Putting our mind in Christ is not a phrase that only applied to the small church members in Corinth. It is a wonderful plan for how to face each moment of everyday in our life. It should be part of our "survivor" plan for making the most of each day. I want to continue to encourage you to keep Christ close. Rely on him in those "have mercy" moments to step in close by you and to shower you with blessings that you need to get through with the best results. I admit it is going to be a challenge to bring Christ into my mind on my next trip to Walmart but it is well worth the practice, I have decided, since Christmas crowds and traffic are around the corner. Don't you agree?

Because God gave us free will and free thought, we are able to go through life never thinking of Christ, at all. We can wake up and face a day of challenges and never invoke Christ to walk with us. That is our choice. We are also capable of opening our mind to evil thoughts, thoughts of negativity and ill will toward others. We are capable of saying phrases that judge others and demean their existence. God lets us do that because we control our own thoughts and make our own choices. But God has ultimately given us the gift of life. He has blessed us with gifts to help continue His mission to reach others' lives in a positive way. He is pleased when our thoughts are in Him and He in turn, abides in us.

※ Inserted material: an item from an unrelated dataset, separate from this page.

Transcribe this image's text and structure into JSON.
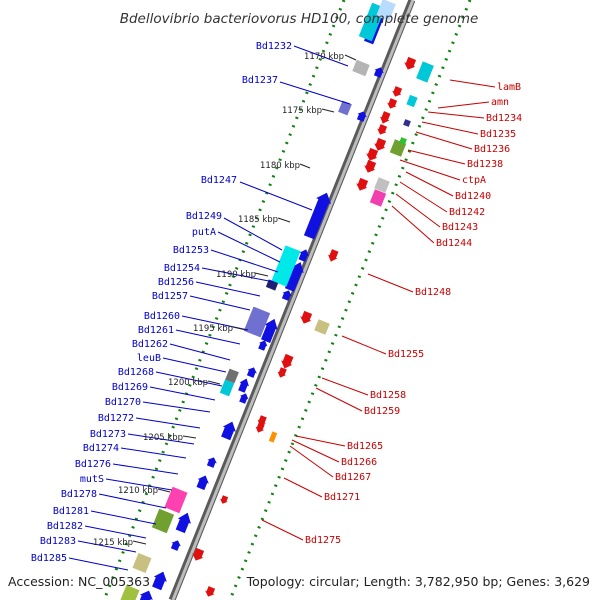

There is no major effort needed to begin the process. We do not have to plan what we are wearing to church to be in communication with God. Church is an extension of our faith that involves fellowship with others who love God. Walking in Christ, living in Christ is right here for the thinking. We are encouraged to actually "Put on the mind of Christ". It is one more gift we have been given in this amazing life of ours. All it takes is our conscious decision to face life with Christ in our hearts and MINDS.

Dear Heavenly Father,
We are blessed with your endless gifts of love. As your children, we are still free to think our own thoughts and make our own decisions. Remind us you are here with us and that we are in conversation with you, You are in us and with us. What a blessing it is to realize that you are not a distant God in our universe but One who is pleased with us when we open our minds to welcome you.